PE and school sport play a very important part in the life of Foxfield. We believe that PE and school sport contribute to the holistic development of our children and through participation, our children build and learn more about our key values such as respect, co-operation and kindness for themselves and others.
We are therefore delighted to be able to use sports premium funding for the years 2017-2018 of £21,240 to support the development of PE and school sport in the following ways:
- To contribute towards the funding of our PE Teacher
- To fund a PE Apprentice
- Fund new sports equipment
- To increase participation levels in inter/intra competitive sport and healthy activity of pupils, and maintain these into adolescence
- School understands and values the benefits of high quality PE and sport, including its use as tool for whole school improvement
- Our overall aim is to raise standards in PE and school sport, increasing the participation and opportunities offered to our children. We aim to provide higher quality lessons and improved learning for all
- Enable all classes to now access 2 hours of high quality PE every week
- Enable more girls to build their confidence to participate in sports by taking part in a ‘girls only’ after school sports and competitions
- Provide access to range of diverse sports after school such as Taekwondo, Fencing and Street Dance
- Provide 1 to 1 support at afterschool clubs, for those students who need it. This has meant that afterschool sports have become more inclusive and more children are able to enjoy the activity in a safer environment
- A cricket coach for the pupils across the school
- A yoga teacher for all year groups
- Provide quality assured professional development opportunities for teachers, enabling quality teaching and learning for all children.

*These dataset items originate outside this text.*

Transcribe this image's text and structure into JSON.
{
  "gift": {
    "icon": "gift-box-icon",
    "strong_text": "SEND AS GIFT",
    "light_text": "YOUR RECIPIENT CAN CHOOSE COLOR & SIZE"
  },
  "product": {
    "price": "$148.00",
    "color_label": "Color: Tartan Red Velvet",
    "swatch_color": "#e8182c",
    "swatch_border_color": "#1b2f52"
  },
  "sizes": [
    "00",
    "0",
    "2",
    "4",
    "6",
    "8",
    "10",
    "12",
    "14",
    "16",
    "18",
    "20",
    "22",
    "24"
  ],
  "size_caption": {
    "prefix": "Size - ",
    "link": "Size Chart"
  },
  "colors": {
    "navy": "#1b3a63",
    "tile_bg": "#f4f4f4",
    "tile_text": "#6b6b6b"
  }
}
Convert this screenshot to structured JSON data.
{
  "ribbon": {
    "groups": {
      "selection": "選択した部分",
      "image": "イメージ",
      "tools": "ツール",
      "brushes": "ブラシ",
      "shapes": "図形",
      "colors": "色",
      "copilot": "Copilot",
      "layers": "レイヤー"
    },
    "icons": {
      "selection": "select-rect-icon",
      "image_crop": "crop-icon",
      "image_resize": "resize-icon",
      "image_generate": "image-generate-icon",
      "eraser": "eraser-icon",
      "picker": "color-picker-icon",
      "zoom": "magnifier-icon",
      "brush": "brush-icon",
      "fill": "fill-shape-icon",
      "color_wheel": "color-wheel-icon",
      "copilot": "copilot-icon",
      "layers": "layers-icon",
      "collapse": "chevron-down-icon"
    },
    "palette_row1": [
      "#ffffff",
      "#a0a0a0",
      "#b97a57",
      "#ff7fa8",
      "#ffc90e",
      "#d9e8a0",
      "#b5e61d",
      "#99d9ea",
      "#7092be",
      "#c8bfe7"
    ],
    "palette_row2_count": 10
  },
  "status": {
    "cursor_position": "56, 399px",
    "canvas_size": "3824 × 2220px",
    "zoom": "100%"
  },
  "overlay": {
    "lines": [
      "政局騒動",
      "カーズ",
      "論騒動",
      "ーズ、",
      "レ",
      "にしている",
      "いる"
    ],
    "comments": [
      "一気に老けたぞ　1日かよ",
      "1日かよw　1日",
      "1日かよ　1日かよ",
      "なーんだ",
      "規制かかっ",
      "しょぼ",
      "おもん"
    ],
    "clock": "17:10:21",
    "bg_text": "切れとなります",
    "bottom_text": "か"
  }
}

HOW OUR SPORTS PREMIUM FUND WAS SPENT IN 2017-18 AND THE IMPACT IT HAS HAD:
The above funding was proportionally spent as follows:
Contributing towards the funding of our PE Teacher (20%);
Funding a PE Apprentice (40%);
Contributing to new sports equipment (10%);
Providing 1 to 1 support at afterschool clubs, for those students who need it (10%);
Cricket coach for the pupils across the school (10%);
Yoga teacher (10%).
More children are taking part in extra-curricular sports clubs than previously; with 15 different sports clubs taking place every week. Every day we have 1 sports club in the morning and 2 sports clubs after school.
Clubs include football (differentiated between different levels and year groups), gymnastics (beginners and intermediate levels), Taekwondo, street dance, cricket, tennis, arts and crafts, French, fencing, archery and dodgeball.
We were able to give our children the opportunity to watch top class tennis players competing at the O2 and children from years 3 – 6 went to the Royal Artillery Barracks for their sports day.
In addition, our children were able to take part in the following events:
Clip & Climb
Charlton Athletic Football Challenge
Quad Kids Athletics tournament
Kwik Cricket tournament
London Youth Games competition
Inspire Partnership Cricket competition
Inspire Partnership Dodgeball tournament.
The additional funding has allowed for the specialist PE teacher to team teach with the class teacher and PE apprentice and provide CPD and modelled lessons in a range of sports.
Due to this specialist training, the PE apprentice was able to organise and manage the Nursery, Reception, Year 1 and Year 2 Sports Days on site and is now taking a more active role in the delivery of sport across the school.
The Teachers have commented that they now feel much confident and prepared for teaching PE. Some of the comments include:
- ‘The PE lessons from Mr Metcalfe are really good and my subject knowledge is improving with every lesson.’ (Almond class teacher)
- ‘Team teaching with Mr Metcalfe has really helped developed my confidence and my ability to plan and deliver quality PE lessons.’ (Cedar class teacher)
- ‘The feedback during PE lesson observations has really helped me to plan logical progressions and effective ways to differentiate and challenge our children.’